Lola felt her neck get hot. They both looked out at the darkening backyard. Beyond the fence, the sky was purpling. The moon was overhead, a pale disc all alone in the sky.

“Oh look,” Annie said softly, pointing. “A firefly.” Floating in the twilight, like a tiny fallen star.

As they watched, more lightning bugs appeared, hovering above the peonies, drifting over the wild roses. Beyond the back fence, Lola could see more in the distant fields, high up in the trees.
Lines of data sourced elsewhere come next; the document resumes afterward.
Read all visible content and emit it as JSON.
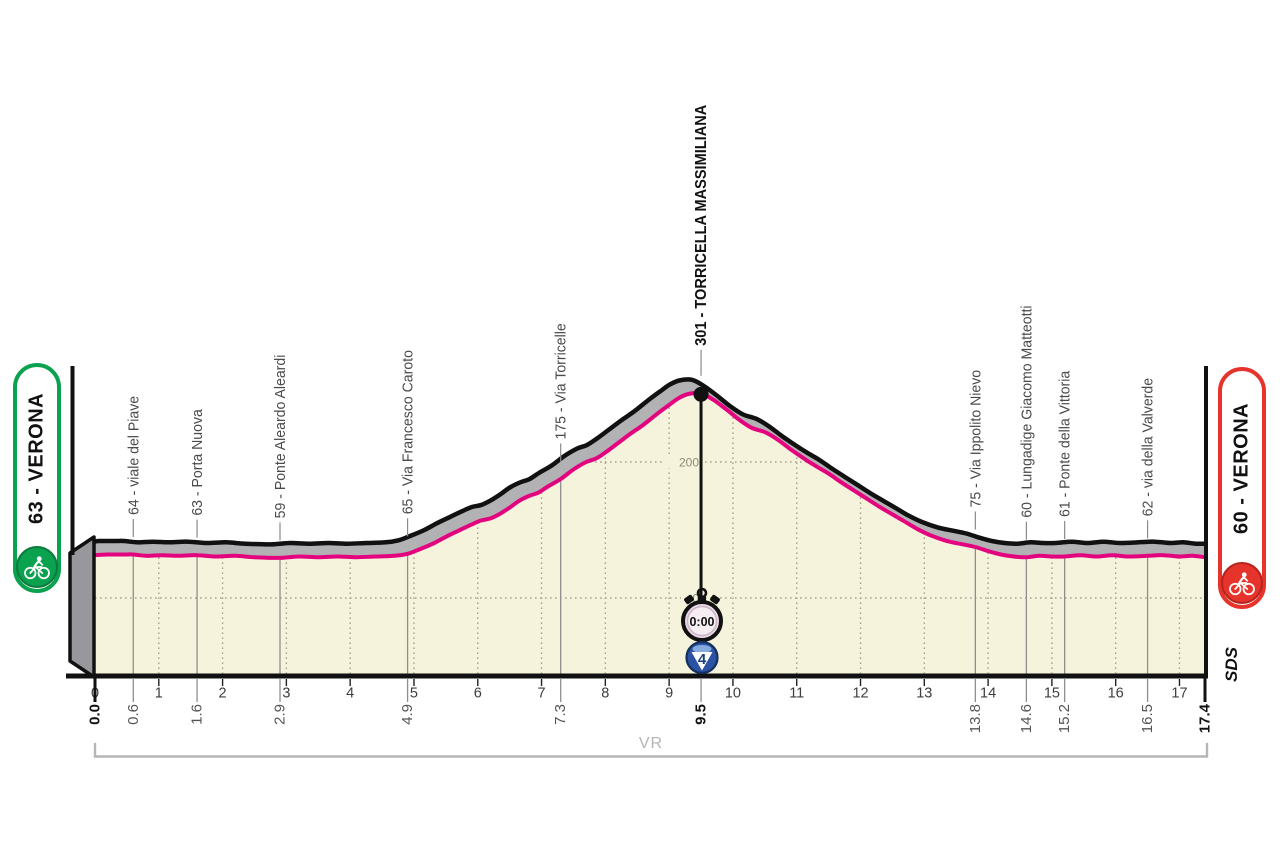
{
  "page": {
    "background": "#ffffff",
    "region_code": "VR",
    "brand_mark": "SDS"
  },
  "banners": {
    "start": {
      "label": "63 - VERONA",
      "color": "#0AA14F",
      "ring_color": "#0B7A3C",
      "icon": "cyclist-icon"
    },
    "finish": {
      "label": "60 - VERONA",
      "color": "#E6332B",
      "ring_color": "#B5241D",
      "icon": "cyclist-icon"
    }
  },
  "gpm": {
    "time": "0:00",
    "category": "4",
    "km": 9.5,
    "elevation": 301,
    "summit_label": "301 - TORRICELLA MASSIMILIANA",
    "icon": "stopwatch-icon",
    "badge_icon": "category-badge"
  },
  "chart_data": {
    "type": "area",
    "title": "",
    "x_unit": "km",
    "y_unit": "m",
    "x_range": [
      0,
      17.4
    ],
    "y_gridlines": [
      {
        "value": 0,
        "label": "0"
      },
      {
        "value": 200,
        "label": "200"
      }
    ],
    "km_ticks": [
      0,
      1,
      2,
      3,
      4,
      5,
      6,
      7,
      8,
      9,
      10,
      11,
      12,
      13,
      14,
      15,
      16,
      17
    ],
    "waypoints": [
      {
        "km": 0.0,
        "km_label": "0.0",
        "elevation": 63,
        "label": "63 - VERONA",
        "role": "start",
        "emphasis": true
      },
      {
        "km": 0.6,
        "km_label": "0.6",
        "elevation": 64,
        "label": "64 - viale del Piave",
        "role": "point",
        "emphasis": false
      },
      {
        "km": 1.6,
        "km_label": "1.6",
        "elevation": 63,
        "label": "63 - Porta Nuova",
        "role": "point",
        "emphasis": false
      },
      {
        "km": 2.9,
        "km_label": "2.9",
        "elevation": 59,
        "label": "59 - Ponte Aleardo Aleardi",
        "role": "point",
        "emphasis": false
      },
      {
        "km": 4.9,
        "km_label": "4.9",
        "elevation": 65,
        "label": "65 - Via Francesco Caroto",
        "role": "point",
        "emphasis": false
      },
      {
        "km": 7.3,
        "km_label": "7.3",
        "elevation": 175,
        "label": "175 - Via Torricelle",
        "role": "point",
        "emphasis": false
      },
      {
        "km": 9.5,
        "km_label": "9.5",
        "elevation": 301,
        "label": "301 - TORRICELLA MASSIMILIANA",
        "role": "gpm",
        "emphasis": true
      },
      {
        "km": 13.8,
        "km_label": "13.8",
        "elevation": 75,
        "label": "75 - Via Ippolito Nievo",
        "role": "point",
        "emphasis": false
      },
      {
        "km": 14.6,
        "km_label": "14.6",
        "elevation": 60,
        "label": "60 - Lungadige Giacomo Matteotti",
        "role": "point",
        "emphasis": false
      },
      {
        "km": 15.2,
        "km_label": "15.2",
        "elevation": 61,
        "label": "61 - Ponte della Vittoria",
        "role": "point",
        "emphasis": false
      },
      {
        "km": 16.5,
        "km_label": "16.5",
        "elevation": 62,
        "label": "62 - via della Valverde",
        "role": "point",
        "emphasis": false
      },
      {
        "km": 17.4,
        "km_label": "17.4",
        "elevation": 60,
        "label": "60 - VERONA",
        "role": "finish",
        "emphasis": true
      }
    ],
    "profile": [
      [
        0.0,
        63
      ],
      [
        0.2,
        64
      ],
      [
        0.45,
        64
      ],
      [
        0.6,
        64
      ],
      [
        0.8,
        62
      ],
      [
        1.05,
        63
      ],
      [
        1.3,
        62
      ],
      [
        1.6,
        63
      ],
      [
        1.9,
        61
      ],
      [
        2.2,
        62
      ],
      [
        2.5,
        60
      ],
      [
        2.9,
        59
      ],
      [
        3.2,
        61
      ],
      [
        3.5,
        60
      ],
      [
        3.8,
        61
      ],
      [
        4.1,
        60
      ],
      [
        4.4,
        61
      ],
      [
        4.7,
        62
      ],
      [
        4.9,
        65
      ],
      [
        5.1,
        72
      ],
      [
        5.3,
        80
      ],
      [
        5.5,
        90
      ],
      [
        5.7,
        99
      ],
      [
        5.9,
        108
      ],
      [
        6.05,
        114
      ],
      [
        6.2,
        117
      ],
      [
        6.35,
        124
      ],
      [
        6.5,
        133
      ],
      [
        6.65,
        143
      ],
      [
        6.8,
        150
      ],
      [
        6.95,
        155
      ],
      [
        7.1,
        164
      ],
      [
        7.3,
        175
      ],
      [
        7.5,
        189
      ],
      [
        7.7,
        200
      ],
      [
        7.85,
        205
      ],
      [
        8.0,
        214
      ],
      [
        8.2,
        228
      ],
      [
        8.4,
        242
      ],
      [
        8.6,
        255
      ],
      [
        8.8,
        270
      ],
      [
        9.0,
        284
      ],
      [
        9.15,
        294
      ],
      [
        9.3,
        300
      ],
      [
        9.5,
        301
      ],
      [
        9.7,
        291
      ],
      [
        9.9,
        277
      ],
      [
        10.1,
        262
      ],
      [
        10.3,
        250
      ],
      [
        10.5,
        244
      ],
      [
        10.7,
        233
      ],
      [
        10.9,
        219
      ],
      [
        11.1,
        206
      ],
      [
        11.3,
        194
      ],
      [
        11.5,
        183
      ],
      [
        11.7,
        170
      ],
      [
        11.9,
        158
      ],
      [
        12.1,
        146
      ],
      [
        12.3,
        134
      ],
      [
        12.5,
        123
      ],
      [
        12.7,
        112
      ],
      [
        12.9,
        101
      ],
      [
        13.1,
        92
      ],
      [
        13.35,
        84
      ],
      [
        13.6,
        79
      ],
      [
        13.8,
        75
      ],
      [
        14.0,
        69
      ],
      [
        14.2,
        64
      ],
      [
        14.4,
        61
      ],
      [
        14.6,
        60
      ],
      [
        14.8,
        62
      ],
      [
        15.0,
        61
      ],
      [
        15.2,
        61
      ],
      [
        15.45,
        63
      ],
      [
        15.7,
        61
      ],
      [
        15.95,
        63
      ],
      [
        16.2,
        61
      ],
      [
        16.5,
        62
      ],
      [
        16.75,
        63
      ],
      [
        17.0,
        61
      ],
      [
        17.2,
        62
      ],
      [
        17.4,
        60
      ]
    ],
    "colors": {
      "line": "#E4037E",
      "fill": "#F5F3DB",
      "ribbon": "#B2B1B4",
      "ribbon_edge": "#111111",
      "axis": "#111111",
      "grid": "#A6A691",
      "waypoint_line": "#8F8F8F",
      "label_gray": "#555555",
      "label_dark": "#111111",
      "name_label": "#4A4A4A",
      "bracket": "#B5B5B5",
      "side_face": "#98979B",
      "grid_label": "#8B8B78"
    }
  }
}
“They only live for a few weeks,” Annie murmured. “They light up to find a mate.”

They watched the fireflies pulse, tiny green spells blinking against the dark.

A memory slid into place, the way a long-lost key finds its lock. The two of them, starry-eyed and moonstruck, kissing under a blanket on an evening just like this. Back when they were both foals, gangly and inexperienced. Back when life was a blank page, waiting for them both to make their mark.

The whole evening shimmered with magic—Lola could feel it in the humid air, clinging to her skin. But the magic was predicated on one thing. The girl next to her. Lola swiveled to face her. “You’re still so important to me, Annie.”

Annie’s mouth fell open in soft surprise. “I am?”

Lola nodded, her heart thudding in her chest. A slow breathless warmth spilled through her limbs at the spontaneous admission. “Yeah. You feel like home.”

Slowly, Lola shifted her hand toward where Annie’s lay on her armrest, longing to close the distance—skin to skin.

“Hey, bitches!” Vicky’s voice cut through the quiet like a firework. “Movie night?”